Milyonda bes görüyoruz..?
Insanin görebilme kapasitesinin sinirli oldugunu biliyoruz...Insan bellirli bir boyda, belirli isik dalgalari icinde olanlari görebiliyor...Dünya gözü ile görebilmemiz icin bize arz edilenler, görülebilir veya görülmesi gerekenlerin milyonda besini olustururken, gözümüzle henüz bir kac yüz metre ötesini göremezken, maddi ve cismani olmayanlari görme yetisinden yoksun bir halde hayat sürüyorken, aklimizin görevini gözümüze yükleyip, "görmüyorum" diyerek kendi inancsizligina bahane uydurabilir...?

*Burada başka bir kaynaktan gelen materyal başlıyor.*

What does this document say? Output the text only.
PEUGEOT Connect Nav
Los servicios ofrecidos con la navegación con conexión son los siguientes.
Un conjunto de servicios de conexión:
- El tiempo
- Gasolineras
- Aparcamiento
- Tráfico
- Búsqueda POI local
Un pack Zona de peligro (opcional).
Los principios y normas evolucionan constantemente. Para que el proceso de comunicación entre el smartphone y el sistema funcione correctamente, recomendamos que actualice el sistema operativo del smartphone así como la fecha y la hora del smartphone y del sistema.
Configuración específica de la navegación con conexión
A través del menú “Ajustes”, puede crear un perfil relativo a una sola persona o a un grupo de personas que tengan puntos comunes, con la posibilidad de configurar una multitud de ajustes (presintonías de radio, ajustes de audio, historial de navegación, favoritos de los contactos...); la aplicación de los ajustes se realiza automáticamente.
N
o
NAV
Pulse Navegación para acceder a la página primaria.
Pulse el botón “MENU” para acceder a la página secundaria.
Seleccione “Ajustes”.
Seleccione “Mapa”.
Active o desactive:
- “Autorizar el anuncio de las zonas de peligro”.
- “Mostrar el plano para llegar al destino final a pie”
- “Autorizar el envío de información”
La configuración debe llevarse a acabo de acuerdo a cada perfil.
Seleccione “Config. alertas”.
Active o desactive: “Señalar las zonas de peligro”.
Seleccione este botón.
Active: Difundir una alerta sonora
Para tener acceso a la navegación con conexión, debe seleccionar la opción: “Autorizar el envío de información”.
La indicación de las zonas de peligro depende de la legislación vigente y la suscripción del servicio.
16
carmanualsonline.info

Ve nasil olurda milyonda bes gördügü daracik dünyasi ile, kainatin sahibi olan ve sonsuz, mükemmel, basi ve sonu olmayan, muazzam ve muhtesem, varliginin ne baslangici ve ne de sonu olan Allahu Tealayi, sig ve dar akliyla, "Allah" nerede diye, O'nu (c.c) bu dar kainat icine sikistirmaya kalkar..? Bu akil ve mantik dahilinde midir..?

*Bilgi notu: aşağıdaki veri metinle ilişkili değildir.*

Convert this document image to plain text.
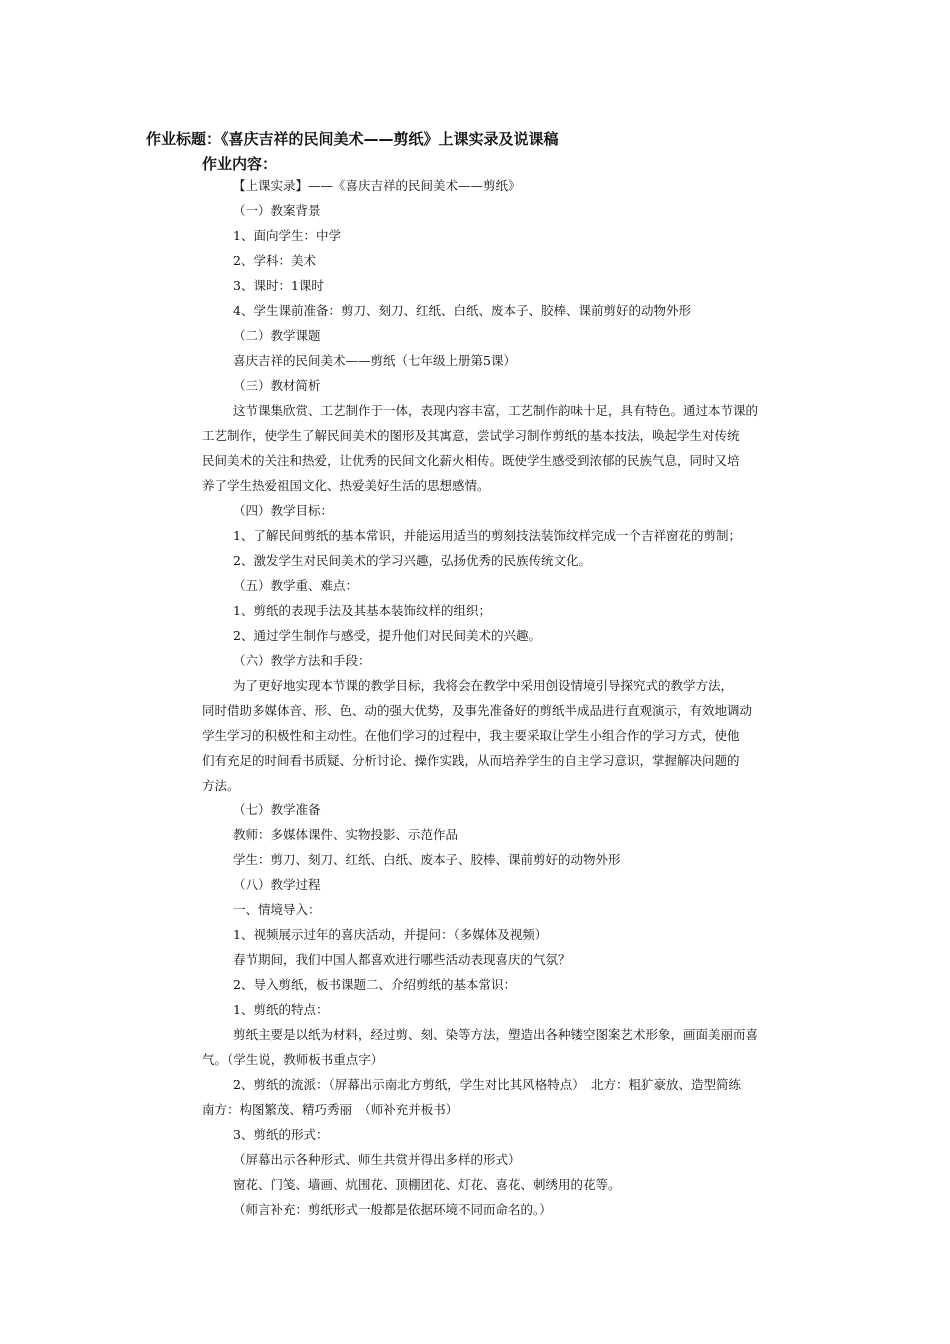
作业标题：《喜庆吉祥的民间美术——剪纸》上课实录及说课稿
作业内容：
【上课实录】——《喜庆吉祥的民间美术——剪纸》
（一）教案背景
1、面向学生：中学
2、学科：美术
3、课时：1课时
4、学生课前准备：剪刀、刻刀、红纸、白纸、废本子、胶棒、课前剪好的动物外形
（二）教学课题
喜庆吉祥的民间美术——剪纸（七年级上册第5课）
（三）教材简析
这节课集欣赏、工艺制作于一体，表现内容丰富，工艺制作韵味十足，具有特色。通过本节课的
工艺制作，使学生了解民间美术的图形及其寓意，尝试学习制作剪纸的基本技法，唤起学生对传统
民间美术的关注和热爱，让优秀的民间文化薪火相传。既使学生感受到浓郁的民族气息，同时又培
养了学生热爱祖国文化、热爱美好生活的思想感情。
（四）教学目标：
1、了解民间剪纸的基本常识，并能运用适当的剪刻技法装饰纹样完成一个吉祥窗花的剪制；
2、激发学生对民间美术的学习兴趣，弘扬优秀的民族传统文化。
（五）教学重、难点：
1、剪纸的表现手法及其基本装饰纹样的组织；
2、通过学生制作与感受，提升他们对民间美术的兴趣。
（六）教学方法和手段：
为了更好地实现本节课的教学目标，我将会在教学中采用创设情境引导探究式的教学方法，
同时借助多媒体音、形、色、动的强大优势，及事先准备好的剪纸半成品进行直观演示，有效地调动
学生学习的积极性和主动性。在他们学习的过程中，我主要采取让学生小组合作的学习方式，使他
们有充足的时间看书质疑、分析讨论、操作实践，从而培养学生的自主学习意识，掌握解决问题的
方法。
（七）教学准备
教师：多媒体课件、实物投影、示范作品
学生：剪刀、刻刀、红纸、白纸、废本子、胶棒、课前剪好的动物外形
（八）教学过程
一、情境导入：
1、视频展示过年的喜庆活动，并提问：（多媒体及视频）
春节期间，我们中国人都喜欢进行哪些活动表现喜庆的气氛？
2、导入剪纸，板书课题二、介绍剪纸的基本常识：
1、剪纸的特点：
剪纸主要是以纸为材料，经过剪、刻、染等方法，塑造出各种镂空图案艺术形象，画面美丽而喜
气。（学生说，教师板书重点字）
2、剪纸的流派：（屏幕出示南北方剪纸，学生对比其风格特点）　北方：粗犷豪放、造型简练
南方：构图繁茂、精巧秀丽　（师补充并板书）
3、剪纸的形式：
（屏幕出示各种形式、师生共赏并得出多样的形式）
窗花、门笺、墙画、炕围花、顶棚团花、灯花、喜花、刺绣用的花等。
（师言补充：剪纸形式一般都是依据环境不同而命名的。）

Her seyi madde gözlügü ile degerlendiren insan, „hic bir dengi ve misli“ olmayan bir Zat’i Zülcelali görmek gibi cüretsizlige kalkarsa, inkarcilik kuyusunda bulur kendisini.
Inkarciligin adeta süsü haline gelmis söylem ile „görmüyorum, o halde inanmiyorum“ ifadesi ne kadar komik kaciyor. Neyi ne ile inkar ediyorsun. Ben bu kanaate aklimi kullanarak vardim. Öyle mi..? „Yani sen“ diyorum, „görmedigin göremeyecegin aklinla!!!, görmüyorum dedigini inkar ediyorsun!“
Görülmeyen bir sey ile görülmeyeni inkar etmek. Biraz komik kacti ama ne yapalim, dünyada artik safsata ve komik ne varsa ciddiye alinir olmaya basladi. Bizde bu konuda katkida bulunalim istedik…
selam ve hürmetlerimle...
-----
Namuslu olmak söz ile olsaydi, dünyada namussuz kalmazdi...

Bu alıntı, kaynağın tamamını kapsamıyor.